The Early Childhood Music Program is one of the great advantages of our music program. I firmly believe the skills learned in these formative years from their dedicated and skilled teachers set the students up to be incredibly successful in any ensemble-based context. In PreK and kindergarten, students develop their sense of beat and meter through movement and percussion instrument study. Their sense of pitch and musicality are honed through vocal exploration and development. Most importantly, students learn how to function as an ensemble. This goes beyond preparing repertoire for performances. Students learn how to celebrate their own growth, as well as the growth of their peers. They take risks and build courage by improvising rhythms and short melodies. Our young musicians learn that everyone has a role to play in making beautiful music. These invaluable skills set-up young musicians for success in first grade and beyond.
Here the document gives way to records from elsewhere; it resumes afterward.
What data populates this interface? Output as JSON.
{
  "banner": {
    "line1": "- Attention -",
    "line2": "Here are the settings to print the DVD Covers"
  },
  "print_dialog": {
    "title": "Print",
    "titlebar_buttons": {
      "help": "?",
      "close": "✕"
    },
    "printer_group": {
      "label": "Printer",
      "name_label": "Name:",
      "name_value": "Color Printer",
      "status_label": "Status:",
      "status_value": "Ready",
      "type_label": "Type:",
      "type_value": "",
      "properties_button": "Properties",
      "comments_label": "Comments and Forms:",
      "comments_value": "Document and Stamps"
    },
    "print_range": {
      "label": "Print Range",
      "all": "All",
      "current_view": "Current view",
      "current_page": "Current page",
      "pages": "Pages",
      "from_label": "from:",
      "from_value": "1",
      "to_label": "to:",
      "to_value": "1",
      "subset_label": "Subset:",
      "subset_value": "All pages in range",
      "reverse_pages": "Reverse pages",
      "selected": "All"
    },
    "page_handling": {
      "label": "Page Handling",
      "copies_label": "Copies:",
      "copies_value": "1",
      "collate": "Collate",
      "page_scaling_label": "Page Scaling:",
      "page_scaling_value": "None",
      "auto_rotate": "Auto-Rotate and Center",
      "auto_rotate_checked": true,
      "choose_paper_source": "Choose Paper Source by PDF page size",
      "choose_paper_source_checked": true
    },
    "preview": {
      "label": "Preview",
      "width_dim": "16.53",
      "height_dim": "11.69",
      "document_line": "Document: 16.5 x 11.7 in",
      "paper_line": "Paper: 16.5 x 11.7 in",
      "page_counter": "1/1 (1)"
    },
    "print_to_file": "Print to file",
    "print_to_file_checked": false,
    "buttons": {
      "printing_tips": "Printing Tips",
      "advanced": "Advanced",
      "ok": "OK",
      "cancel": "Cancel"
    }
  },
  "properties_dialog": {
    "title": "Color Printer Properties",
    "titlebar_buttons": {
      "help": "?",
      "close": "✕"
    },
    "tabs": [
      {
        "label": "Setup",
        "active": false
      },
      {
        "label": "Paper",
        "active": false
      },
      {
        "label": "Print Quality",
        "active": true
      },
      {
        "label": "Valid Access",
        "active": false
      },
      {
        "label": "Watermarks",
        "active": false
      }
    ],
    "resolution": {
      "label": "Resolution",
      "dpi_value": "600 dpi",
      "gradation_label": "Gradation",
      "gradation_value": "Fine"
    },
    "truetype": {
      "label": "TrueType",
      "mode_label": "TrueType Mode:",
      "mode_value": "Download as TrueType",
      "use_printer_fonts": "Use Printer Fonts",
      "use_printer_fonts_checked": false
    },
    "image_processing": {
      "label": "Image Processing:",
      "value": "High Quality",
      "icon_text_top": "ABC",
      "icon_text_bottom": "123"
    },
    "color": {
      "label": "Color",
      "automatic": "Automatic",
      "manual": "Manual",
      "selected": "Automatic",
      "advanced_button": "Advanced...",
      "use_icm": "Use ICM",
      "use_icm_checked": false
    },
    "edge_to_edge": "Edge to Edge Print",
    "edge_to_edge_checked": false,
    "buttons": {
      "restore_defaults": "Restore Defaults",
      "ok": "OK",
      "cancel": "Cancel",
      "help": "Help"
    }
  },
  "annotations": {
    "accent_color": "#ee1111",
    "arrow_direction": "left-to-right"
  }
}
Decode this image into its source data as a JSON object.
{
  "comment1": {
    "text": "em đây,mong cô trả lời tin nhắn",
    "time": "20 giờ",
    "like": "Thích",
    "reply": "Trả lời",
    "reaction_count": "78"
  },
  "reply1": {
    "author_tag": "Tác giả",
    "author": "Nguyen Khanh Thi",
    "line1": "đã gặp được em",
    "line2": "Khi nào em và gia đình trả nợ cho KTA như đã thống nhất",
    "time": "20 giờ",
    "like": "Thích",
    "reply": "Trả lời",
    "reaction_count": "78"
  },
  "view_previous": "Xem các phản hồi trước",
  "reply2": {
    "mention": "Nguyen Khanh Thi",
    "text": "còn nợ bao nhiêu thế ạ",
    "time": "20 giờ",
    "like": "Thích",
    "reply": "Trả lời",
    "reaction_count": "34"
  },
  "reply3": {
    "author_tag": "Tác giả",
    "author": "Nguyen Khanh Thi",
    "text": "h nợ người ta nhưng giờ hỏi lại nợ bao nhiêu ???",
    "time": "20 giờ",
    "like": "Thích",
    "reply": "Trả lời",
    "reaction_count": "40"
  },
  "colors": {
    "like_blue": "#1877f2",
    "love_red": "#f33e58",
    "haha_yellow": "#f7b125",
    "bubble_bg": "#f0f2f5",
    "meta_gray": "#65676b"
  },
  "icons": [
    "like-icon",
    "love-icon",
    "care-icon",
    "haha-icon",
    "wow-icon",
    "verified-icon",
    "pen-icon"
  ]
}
In the orchestra, it goes without saying that students need to develop strong technical skills with their instruments. While technique is not the primary goal of our program, its development facilitates students’ ability to participate, make progress, and feel successful. The foundational years at CLCS are critical in this endeavor. Students must learn how to play their instruments with freedom of physical motion in order to develop a beautiful tone quality. In addition, students need to learn a variety of bowing patterns, bow strokes, and left-hand finger patterns, in order to develop a diverse palette of tones and sounds from which to draw when they are playing and composing. These skills are what I like to call spiral skills: we always return to them, even in our most advanced years, as they lay the foundation for all learning to come.
Music Literacy is the umbrella term for aural skills, written skills, and reading skills. Students have been developing their aural skills since PreK. By being immersed in music every day, students develop a keen sense of pitch, beat, rhythm, and meter. The transfer from rote to written/reading carries with it many important considerations and requires heavy scaffolding in the younger years. As students progress, it is important to introduce this skill methodically. Often, a student with a keen ear finds themselves leaning on their ear and struggling to read music. Both are important skills, and a musician in an orchestral context needs to feel comfortable with each.
A healthy foundation in ensemble skills, technique, and music literacy provides students with the skills they need to function effectively as an orchestra. In addition, these skills directly impact students’ ability to develop complex, high quality, creative work. While complete mastery of these skills is not necessary in order to create high-quality compositions, they greatly aid in a students’ creative process.
How do I contribute as a member of a group?
While the orchestra typically has a conductor, at CLCS, we have to begin to use a conductor far less often. Teachers often sit with students in the orchestra and provide leadership opportunities for students. This practice decentralizes power from the teacher, making the process more democratic and centered on the musicians. Student leaders in an orchestra may decide what to work on during a rehearsal or lead their orchestra from rest position to playing position.
The most integral way members of an orchestra contribute is through critique. When something is being practiced, repetition can be just as harmful as it is helpful. Playing the same passage over and over again might help strengthen muscle memory and better learn notes and rhythms, but does little to improve the musical minutiae. When repetition is performed with intention, we not only train the muscles but the ear and the mind as well. The intention is directly related to the feedback given by the teacher and by the students. By honing students’ ears, and helping them develop a rich musical vocabulary, students are better able to communicate their musical intentions with their peers and collectively make musical decisions.
Circling Back: What does it mean to be an orchestra?
In many orchestra programs, the curriculum is often repertoire based: students learn the skills necessary to rehearse and perform music for a performance. While this is an important part of any ensemble-based program, at CLCS, we have found that there are many social-emotional skills that are just as, if not more, important to learn from struggling together to prepare music for a concert.
Students learn how to take risks by playing by themselves for their teachers and their peers. They adopt a growth mindset by opening themselves up to critique. And, most importantly, students develop a shared sense of struggle as they grapple with the challenging skills they have to learn in order to prepare music for performance. Oftentimes, the concert is seen as the reward for this hard work. It is incredibly exciting to put on an electrifying performance and our students do so, time and time again. But I would like to think that the process of getting to the performance is the reward due to the growth that happens along the way. That is what it means to be an orchestra: to grapple, struggle, and grow together in the process of learning, creating, and making music.